然后他说:“我不知道该不该信。但我没有别的办法了,呓哥。”
那个“呓哥”喊得我喉咙发紧。
他看着我,目光忽然变得复杂——那里面有羡慕,有恐惧,有说不清的东西。
“你现在这样...”他说,顿了顿,“至少还能站在镜子前,认出自己。”
我不知道该说什么。
店门分别之际,他走出两步,又回头。
“毕业照要是不见我的身影...”他挤出一个笑,“记得P个最帅的版本啊。”
我站在紫藤架下,裙摆被风压出腿侧曲线:
“我也未必能在场呢。”
他目光落在我脸上,顿了一下。
“一定要在。”他说,声音忽然低下去,“你得在。”
然后他转身走了。
人潮里,那个宽大卫衣的背影渐行渐远。后摆下,隐约有什么在动,在布料里拱着,像困不住的什么东西。

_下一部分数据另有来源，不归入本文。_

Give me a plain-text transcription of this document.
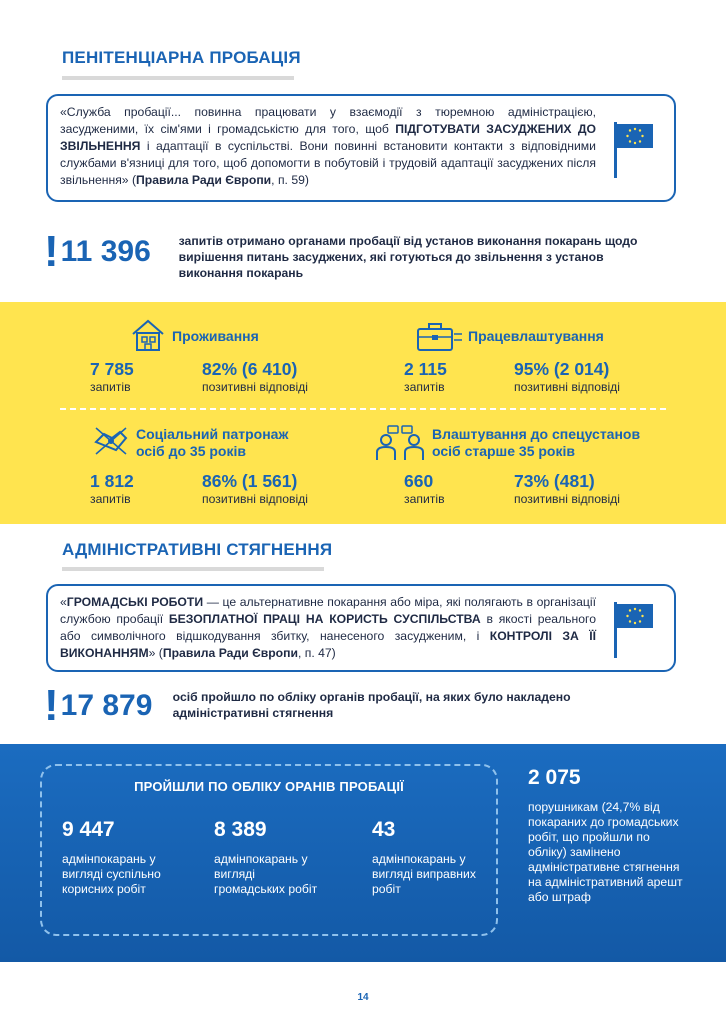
ПЕНІТЕНЦІАРНА ПРОБАЦІЯ
«Служба пробації... повинна працювати у взаємодії з тюремною адміністрацією, засудженими, їх сім'ями і громадськістю для того, щоб ПІДГОТУВАТИ ЗАСУДЖЕНИХ ДО ЗВІЛЬНЕННЯ і адаптації в суспільстві. Вони повинні встановити контакти з відповідними службами в'язниці для того, щоб допомогти в побутовій і трудовій адаптації засуджених після звільнення» (Правила Ради Європи, п. 59)
! 11 396	запитів отримано органами пробації від установ виконання покарань щодо вирішення питань засуджених, які готуються до звільнення з установ виконання покарань
Проживання
7 785
запитів
82% (6 410)
позитивні відповіді
Працевлаштування
2 115
запитів
95% (2 014)
позитивні відповіді
Соціальний патронаж осіб до 35 років
1 812
запитів
86% (1 561)
позитивні відповіді
Влаштування до спецустанов осіб старше 35 років
660
запитів
73% (481)
позитивні відповіді
АДМІНІСТРАТИВНІ СТЯГНЕННЯ
«ГРОМАДСЬКІ РОБОТИ — це альтернативне покарання або міра, які полягають в організації службою пробації БЕЗОПЛАТНОЇ ПРАЦІ НА КОРИСТЬ СУСПІЛЬСТВА в якості реального або символічного відшкодування збитку, нанесеного засудженим, і КОНТРОЛІ ЗА ЇЇ ВИКОНАННЯМ» (Правила Ради Європи, п. 47)
! 17 879	осіб пройшло по обліку органів пробації, на яких було накладено адміністративні стягнення
ПРОЙШЛИ ПО ОБЛІКУ ОРАНІВ ПРОБАЦІЇ
9 447
адмінпокарань у вигляді суспільно корисних робіт
8 389
адмінпокарань у вигляді громадських робіт
43
адмінпокарань у вигляді виправних робіт
2 075
порушникам (24,7% від покараних до громадських робіт, що пройшли по обліку) замінено адміністративне стягнення на адміністративний арешт або штраф
14
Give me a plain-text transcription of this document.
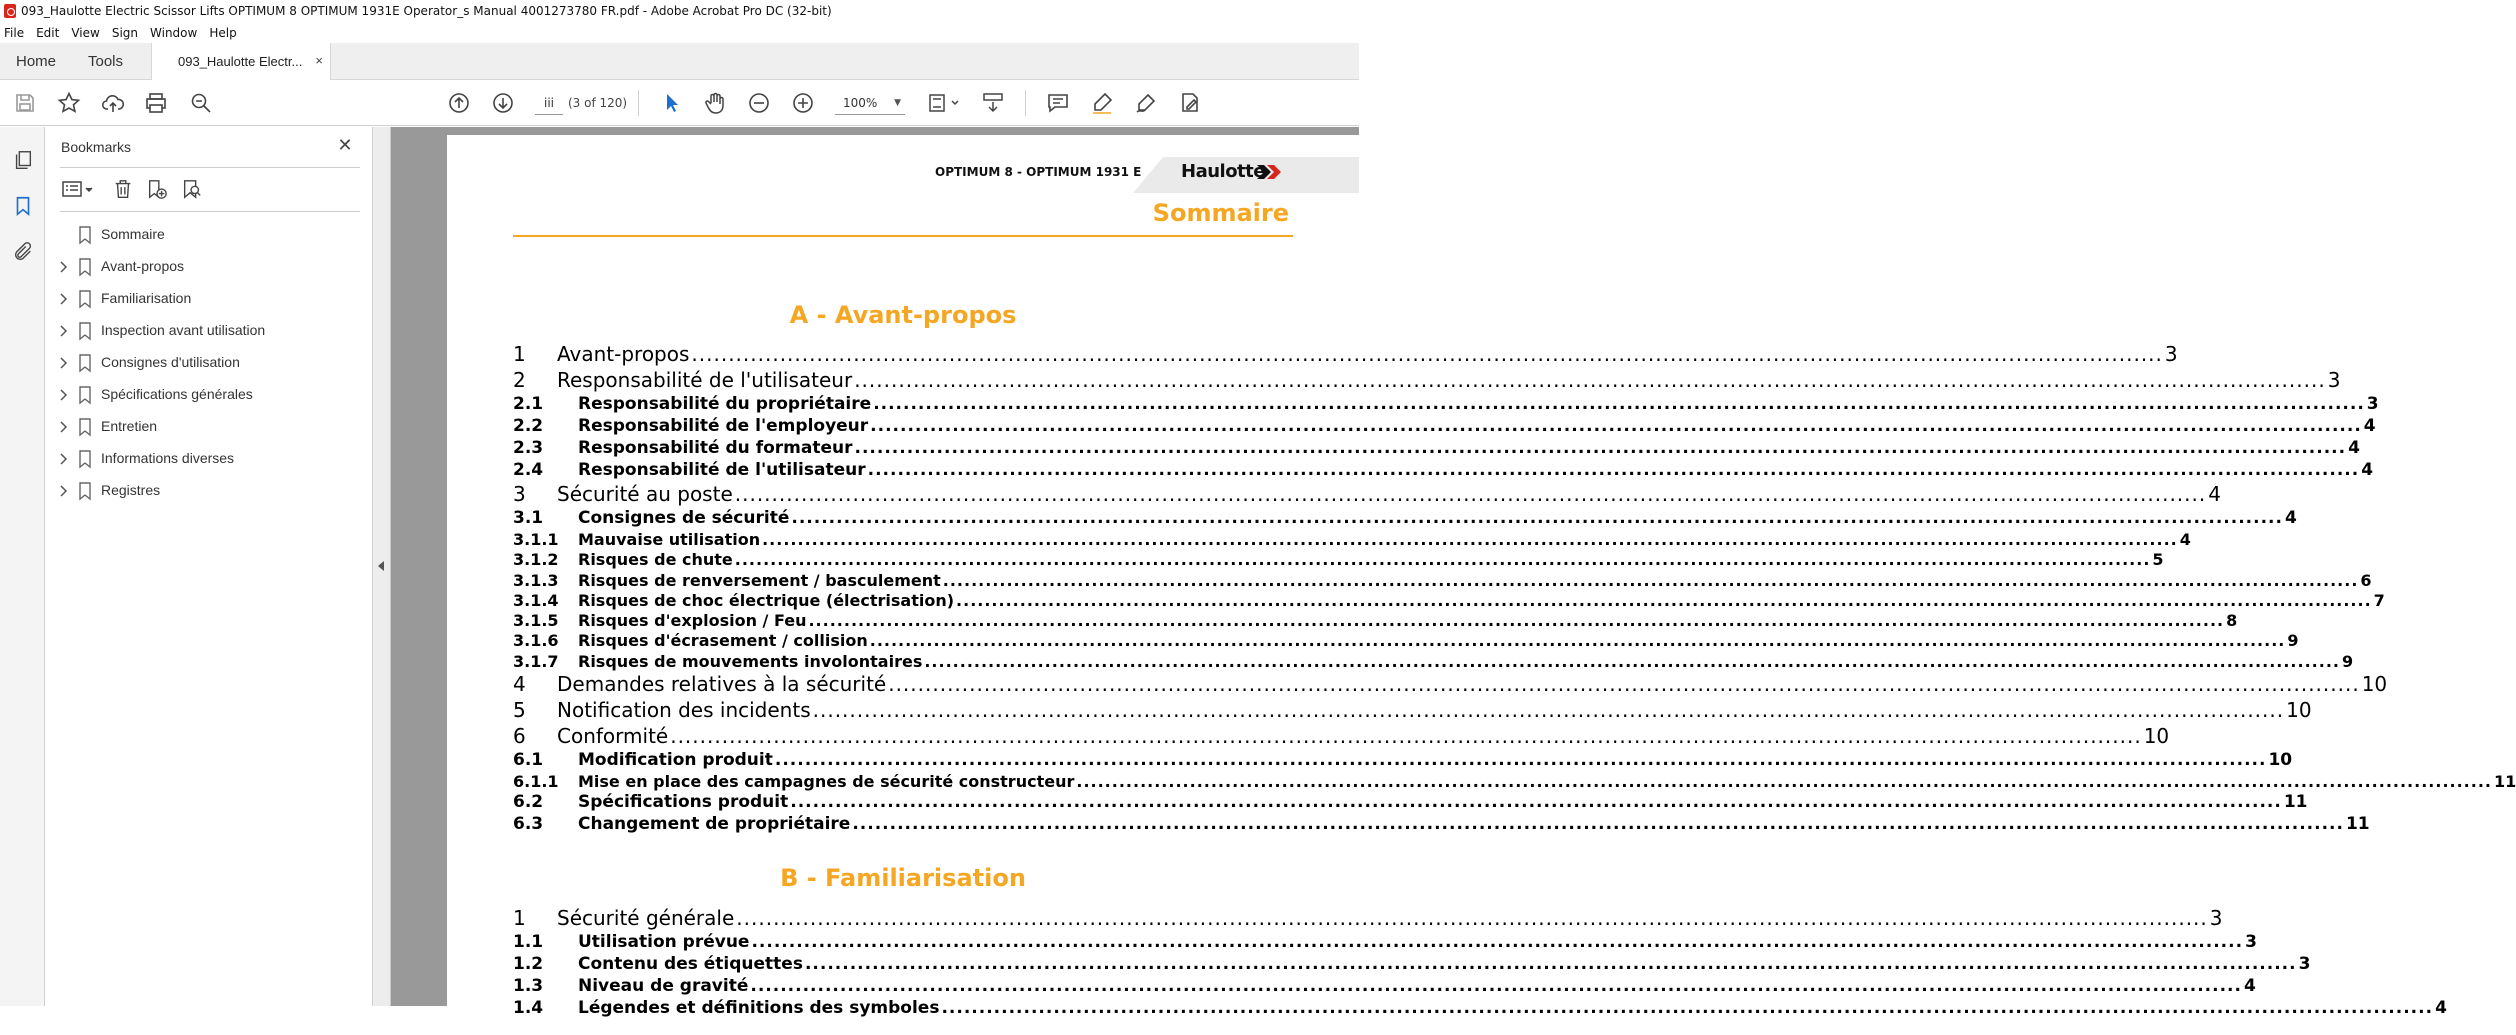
093_Haulotte Electric Scissor Lifts OPTIMUM 8 OPTIMUM 1931E Operator_s Manual 4001273780 FR.pdf - Adobe Acrobat Pro DC (32-bit)
File Edit View Sign Window Help
Home Tools	093_Haulotte Electr... ×
iii	(3 of 120)	100% ▼
Bookmarks	✕
Sommaire
Avant-propos
Familiarisation
Inspection avant utilisation
Consignes d'utilisation
Spécifications générales
Entretien
Informations diverses
Registres
OPTIMUM 8 - OPTIMUM 1931 E Haulotte
Sommaire
A - Avant-propos
1	Avant-propos ........................................................................................................................................................................................................ 3
2	Responsabilité de l'utilisateur ........................................................................................................................................................................................................ 3
2.1	Responsabilité du propriétaire ........................................................................................................................................................................................................ 3
2.2	Responsabilité de l'employeur ........................................................................................................................................................................................................ 4
2.3	Responsabilité du formateur ........................................................................................................................................................................................................ 4
2.4	Responsabilité de l'utilisateur ........................................................................................................................................................................................................ 4
3	Sécurité au poste ........................................................................................................................................................................................................ 4
3.1	Consignes de sécurité ........................................................................................................................................................................................................ 4
3.1.1	Mauvaise utilisation ........................................................................................................................................................................................................ 4
3.1.2	Risques de chute ........................................................................................................................................................................................................ 5
3.1.3	Risques de renversement / basculement ........................................................................................................................................................................................................ 6
3.1.4	Risques de choc électrique (électrisation) ........................................................................................................................................................................................................ 7
3.1.5	Risques d'explosion / Feu ........................................................................................................................................................................................................ 8
3.1.6	Risques d'écrasement / collision ........................................................................................................................................................................................................ 9
3.1.7	Risques de mouvements involontaires ........................................................................................................................................................................................................ 9
4	Demandes relatives à la sécurité ........................................................................................................................................................................................................ 10
5	Notification des incidents ........................................................................................................................................................................................................ 10
6	Conformité ........................................................................................................................................................................................................ 10
6.1	Modification produit ........................................................................................................................................................................................................ 10
6.1.1	Mise en place des campagnes de sécurité constructeur ........................................................................................................................................................................................................ 11
6.2	Spécifications produit ........................................................................................................................................................................................................ 11
6.3	Changement de propriétaire ........................................................................................................................................................................................................ 11
B - Familiarisation
1	Sécurité générale ........................................................................................................................................................................................................ 3
1.1	Utilisation prévue ........................................................................................................................................................................................................ 3
1.2	Contenu des étiquettes ........................................................................................................................................................................................................ 3
1.3	Niveau de gravité ........................................................................................................................................................................................................ 4
1.4	Légendes et définitions des symboles ........................................................................................................................................................................................................ 4
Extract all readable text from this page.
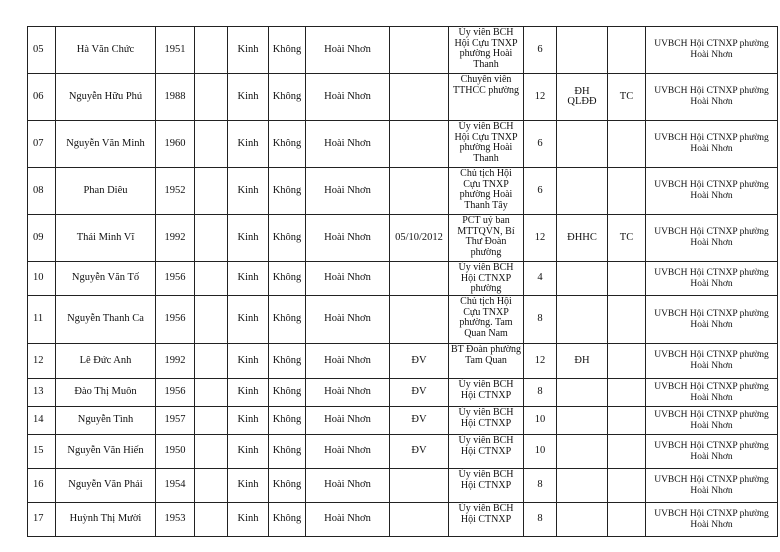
05	Hà Văn Chức	1951		Kinh	Không	Hoài Nhơn		Ủy viên BCH Hội Cựu TNXP phường Hoài Thanh	6			UVBCH Hội CTNXP phường Hoài Nhơn
06	Nguyễn Hữu Phú	1988		Kinh	Không	Hoài Nhơn		Chuyên viên TTHCC phường	12	ĐH QLĐĐ	TC	UVBCH Hội CTNXP phường Hoài Nhơn
07	Nguyễn Văn Minh	1960		Kinh	Không	Hoài Nhơn		Ủy viên BCH Hội Cựu TNXP phường Hoài Thanh	6			UVBCH Hội CTNXP phường Hoài Nhơn
08	Phan Diêu	1952		Kinh	Không	Hoài Nhơn		Chủ tịch Hội Cựu TNXP phường Hoài Thanh Tây	6			UVBCH Hội CTNXP phường Hoài Nhơn
09	Thái Minh Vĩ	1992		Kinh	Không	Hoài Nhơn	05/10/2012	PCT uỷ ban MTTQVN, Bí Thư Đoàn phường	12	ĐHHC	TC	UVBCH Hội CTNXP phường Hoài Nhơn
10	Nguyễn Văn Tố	1956		Kinh	Không	Hoài Nhơn		Ủy viên BCH Hội CTNXP phường	4			UVBCH Hội CTNXP phường Hoài Nhơn
11	Nguyễn Thanh Ca	1956		Kinh	Không	Hoài Nhơn		Chủ tịch Hội Cựu TNXP phường. Tam Quan Nam	8			UVBCH Hội CTNXP phường Hoài Nhơn
12	Lê Đức Anh	1992		Kinh	Không	Hoài Nhơn	ĐV	BT Đoàn phường Tam Quan	12	ĐH		UVBCH Hội CTNXP phường Hoài Nhơn
13	Đào Thị Muôn	1956		Kinh	Không	Hoài Nhơn	ĐV	Ủy viên BCH Hội CTNXP	8			UVBCH Hội CTNXP phường Hoài Nhơn
14	Nguyễn Tình	1957		Kinh	Không	Hoài Nhơn	ĐV	Ủy viên BCH Hội CTNXP	10			UVBCH Hội CTNXP phường Hoài Nhơn
15	Nguyễn Văn Hiến	1950		Kinh	Không	Hoài Nhơn	ĐV	Ủy viên BCH Hội CTNXP	10			UVBCH Hội CTNXP phường Hoài Nhơn
16	Nguyễn Văn Phải	1954		Kinh	Không	Hoài Nhơn		Ủy viên BCH Hội CTNXP	8			UVBCH Hội CTNXP phường Hoài Nhơn
17	Huỳnh Thị Mười	1953		Kinh	Không	Hoài Nhơn		Ủy viên BCH Hội CTNXP	8			UVBCH Hội CTNXP phường Hoài Nhơn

栀子的暗香在风里浮沉。恍惚间,有什么声音贴着耳蜗滑过,轻得像错觉:
“魔神投下的卡牌如同跗骨毒蛆...寄生之刻便已注定消亡的终局......”
我站在原地,忽然想起博一那年冬天。刚入学没多久,两个人在办公室等结果,他趴在桌上睡着了,流了一滩口水在记录本上。我把他摇醒,他迷迷糊糊抬头,愣了几秒,问:“几点了?”
那时候他的眼睛很干净,没有血丝,没有恐惧。
现在那双眼睛里,什么都没有了。
只剩一点光,虚虚的,浮在那里。